Nov. 9, 2022, 2 p.m. ·

Ben Sasse answers questions during a meeting with the University of Florida Board of Trustees
Ben Sasse was selected as the sole finalist for the University of Florida's presidency in October. The Florida Board of Governors confirmed him on Nov. 9, 2022. (Photo courtesy University of Florida)

The Florida Board of Governors confirmed Sen. Ben Sasse as the University of Florida’s next president in a 16-1 vote on Wednesday.

Sasse, the U.S. Senator from Nebraska, answered a number of questions about past political positions and his vision for the campus at Wednesday's meeting. The Republican joked that, contrary to popular belief, the most questions he got during the process were not about his politics.

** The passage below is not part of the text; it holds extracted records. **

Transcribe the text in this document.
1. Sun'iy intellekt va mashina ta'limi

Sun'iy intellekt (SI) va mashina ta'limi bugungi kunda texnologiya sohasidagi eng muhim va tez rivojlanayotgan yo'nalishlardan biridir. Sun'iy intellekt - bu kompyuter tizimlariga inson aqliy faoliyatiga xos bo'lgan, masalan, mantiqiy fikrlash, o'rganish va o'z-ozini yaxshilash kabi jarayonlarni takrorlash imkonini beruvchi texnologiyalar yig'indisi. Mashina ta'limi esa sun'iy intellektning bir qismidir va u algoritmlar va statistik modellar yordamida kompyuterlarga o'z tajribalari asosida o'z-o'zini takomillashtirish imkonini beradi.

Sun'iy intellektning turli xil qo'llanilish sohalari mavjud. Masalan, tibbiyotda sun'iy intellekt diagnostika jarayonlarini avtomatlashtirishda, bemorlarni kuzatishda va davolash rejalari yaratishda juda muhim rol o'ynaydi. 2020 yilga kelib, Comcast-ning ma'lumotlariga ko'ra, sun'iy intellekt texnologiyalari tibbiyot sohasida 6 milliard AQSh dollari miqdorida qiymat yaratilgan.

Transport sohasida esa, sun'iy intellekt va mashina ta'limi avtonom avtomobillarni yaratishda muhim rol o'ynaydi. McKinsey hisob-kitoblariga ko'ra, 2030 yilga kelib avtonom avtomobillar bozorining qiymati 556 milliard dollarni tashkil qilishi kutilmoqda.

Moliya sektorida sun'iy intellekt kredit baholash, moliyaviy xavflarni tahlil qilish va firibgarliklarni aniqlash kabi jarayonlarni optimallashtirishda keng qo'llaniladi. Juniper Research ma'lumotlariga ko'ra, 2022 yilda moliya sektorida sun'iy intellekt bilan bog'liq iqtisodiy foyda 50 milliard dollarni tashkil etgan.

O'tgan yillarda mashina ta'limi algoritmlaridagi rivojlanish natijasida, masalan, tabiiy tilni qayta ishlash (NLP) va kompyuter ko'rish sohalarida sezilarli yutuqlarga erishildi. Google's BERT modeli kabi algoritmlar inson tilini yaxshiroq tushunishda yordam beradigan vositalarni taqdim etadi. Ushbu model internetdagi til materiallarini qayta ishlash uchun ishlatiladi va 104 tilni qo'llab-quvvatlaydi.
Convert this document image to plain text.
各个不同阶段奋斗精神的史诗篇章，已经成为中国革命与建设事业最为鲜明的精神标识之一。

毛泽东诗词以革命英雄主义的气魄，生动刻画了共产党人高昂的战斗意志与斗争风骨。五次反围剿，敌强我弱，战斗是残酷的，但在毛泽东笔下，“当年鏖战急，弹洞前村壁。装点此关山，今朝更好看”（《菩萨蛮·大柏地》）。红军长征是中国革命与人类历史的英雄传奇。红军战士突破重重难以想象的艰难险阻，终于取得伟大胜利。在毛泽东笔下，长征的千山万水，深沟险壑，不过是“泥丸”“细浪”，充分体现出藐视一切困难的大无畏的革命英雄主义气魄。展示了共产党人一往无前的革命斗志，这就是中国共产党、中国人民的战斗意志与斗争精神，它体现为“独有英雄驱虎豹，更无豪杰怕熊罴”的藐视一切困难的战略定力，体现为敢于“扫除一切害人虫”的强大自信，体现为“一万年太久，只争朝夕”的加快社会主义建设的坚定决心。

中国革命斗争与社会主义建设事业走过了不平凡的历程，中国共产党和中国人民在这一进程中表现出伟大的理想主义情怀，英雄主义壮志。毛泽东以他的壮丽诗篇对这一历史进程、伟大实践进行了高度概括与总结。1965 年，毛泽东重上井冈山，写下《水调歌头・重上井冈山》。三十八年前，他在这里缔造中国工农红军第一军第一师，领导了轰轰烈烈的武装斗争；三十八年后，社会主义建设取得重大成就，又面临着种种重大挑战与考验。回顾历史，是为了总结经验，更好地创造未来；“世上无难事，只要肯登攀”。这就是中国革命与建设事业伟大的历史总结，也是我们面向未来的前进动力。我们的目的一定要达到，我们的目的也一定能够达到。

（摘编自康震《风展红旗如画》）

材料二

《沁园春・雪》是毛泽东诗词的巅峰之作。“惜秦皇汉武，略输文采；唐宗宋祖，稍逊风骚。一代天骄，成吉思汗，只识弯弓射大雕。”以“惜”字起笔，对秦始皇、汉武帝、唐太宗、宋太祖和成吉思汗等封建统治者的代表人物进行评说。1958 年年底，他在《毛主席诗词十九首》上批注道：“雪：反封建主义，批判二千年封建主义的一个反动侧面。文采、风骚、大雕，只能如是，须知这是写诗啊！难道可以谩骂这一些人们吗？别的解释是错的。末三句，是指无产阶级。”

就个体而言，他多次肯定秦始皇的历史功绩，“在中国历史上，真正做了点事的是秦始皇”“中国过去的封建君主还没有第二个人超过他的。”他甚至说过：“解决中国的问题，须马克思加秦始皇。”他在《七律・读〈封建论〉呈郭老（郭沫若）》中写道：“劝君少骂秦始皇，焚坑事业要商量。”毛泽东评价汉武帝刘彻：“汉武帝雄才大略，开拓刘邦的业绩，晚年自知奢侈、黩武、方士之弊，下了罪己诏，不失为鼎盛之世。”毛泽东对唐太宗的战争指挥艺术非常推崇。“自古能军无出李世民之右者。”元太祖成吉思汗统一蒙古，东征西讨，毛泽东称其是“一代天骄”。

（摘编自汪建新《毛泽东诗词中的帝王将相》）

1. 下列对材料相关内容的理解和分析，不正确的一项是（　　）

"I would suspect it is not well known by the broader reading public that, by far, the most common question I got from faculty during this process is my perspective on deferred maintenance of buildings in Gainesville," he said, as a number of board members chuckled.

As he did during his interview with University of Florida's Board of Trustees, Sasse vowed to step away from partisan politics during his time as UF's president.

Wednesday's approval, which was the final step in the search process, marked the end of a two-month-long process for Sasse. His announcement as the sole finalist drew pushback from students and faculty. They criticized his political positions on LGBTQ issues, his academic experience and the search process.

Sasse wrote on Twitter that he expects to resign his Senate seat in January before starting in Gainesville, Florida in February. His resignation will leave a vacancy, which Nebraska’s governor is required to fill. Outgoing Gov. Pete Ricketts said he’ll let the next governor choose the Senate replacement. Governor-elect Jim Pillen, who won Tuesday night's race, said at his watch party that he would worry about the vacancy when he starts in January.

“When the time comes, and I'm an elected governor, that's when we'll start to focus on if that's reality,” Pillen said.